Le festival de Cannes, c’est la diversité des images, des envies, des volontés. Du rire au drame, du divertissement à l’engagement. Quand Haïti et la Libye croisent des créatures de dessin animé…

Gros succès, vendredi sur la Croisette, des animaux et des voix (David Schwimmer, Jada Pinkett-Smith, Chris Rock, Ben Stiller) de « Madagascar 3 », dessin animé Paramount/DreamWorks présenté hors compétition et qui sortira en France le 6 juin. Il faut bien nourrir l’ogre médiatique et les œuvres ambitieuses et pas toujours divertissantes en piste pour la palme d’or sont souvent difficiles à vendre au grand public.

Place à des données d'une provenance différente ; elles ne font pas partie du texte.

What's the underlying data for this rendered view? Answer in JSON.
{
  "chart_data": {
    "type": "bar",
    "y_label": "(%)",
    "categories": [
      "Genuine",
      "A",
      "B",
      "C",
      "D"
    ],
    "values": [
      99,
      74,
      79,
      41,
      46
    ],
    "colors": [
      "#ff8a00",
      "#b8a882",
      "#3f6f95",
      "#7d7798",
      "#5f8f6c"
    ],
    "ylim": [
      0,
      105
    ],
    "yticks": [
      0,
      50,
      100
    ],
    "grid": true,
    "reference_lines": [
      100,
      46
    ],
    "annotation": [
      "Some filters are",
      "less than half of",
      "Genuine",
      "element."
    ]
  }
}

Ce sera probablement le cas de « Au-delà des collines », le très beau nouveau film de Christian Mungiu, palme d’or en 2007 pour « 4 mois, 3 semaines, 2 jours ».  Parti de faits réels (une jeune femme souffrant de problèmes mentaux morte à la suite de pratiques relevant de l’exorcisme), le cinéaste roumain nous emmène dans un couvent reculé où une jeune nonne accueille sa grande amie de l’orphelinat qui revient d’Allemagne. Ce film « sur l’amour et le libre arbitre » mais aussi la religion, la pauvreté, la solidarité, offre, avec ses ballets de femmes en noir et son duo de victimes, l’une révoltée, l’autre soumise, une sombre réflexion aux frontières de la métaphysique (mais non, il ne faut pas avoir peur) dont les 2h30 passent vite.

Vendredi, c’était aussi le « Carnaval in Cannes », à savoir une soirée (sur invitation avec droit d’entrée élevé) organisée au profit d’Haïti via trois associations,  J/P Haitian Relief Organization, Artists for Peace and Justice et Happy Heart’s Fund, animées respectivement par Sean Penn, le réalisateur Paul Haggis et le mannequin Petra Nemcova (photo). Tous trois étaient  présents et, lors d’une conférence de presse, Sean Penn a appelé le président américain à soutenir son homologue haïtien Michel Martelly.

Pendant ce temps, cause qui paraît nettement moins urgente ou indispensable, plus de mille femmes travaillant dans le cinéma ont lancé une pétition aux États-Unis pour protester à leur tour, après des Françaises dans « Le Monde », contre l’absence de femmes dans la compétition. « Nous jugeons les films comme des êtres humains façonnés par nos expériences et nos points de vue. Il est donc vital qu’égalité et diversité prévalent au moment de sélectionner » les films en lice pour la palme d’or. Thierry Frémaux, le délégué général du festival, a rejeté à juste titre toute exigence de parité ou de discrimination positive en matière de création cinématographique.

Enfin, une bonne nouvelle pour Bernard-Henry Lévy. C’est le faiseur d’oscars (dont ceux de « The Artist ») Harvey Weinstein, qui distribuera aux États-Unis son documentaire sur la Libye, le Serment de Tobrouk ». Un film qui, selon un communiqué de The Weinstein Company (TWC) « montre comment les idées et les convictions peuvent changer le cours de l’histoire au travers d’une intervention humanitaire et politique qui aurait sinon paru impossible ».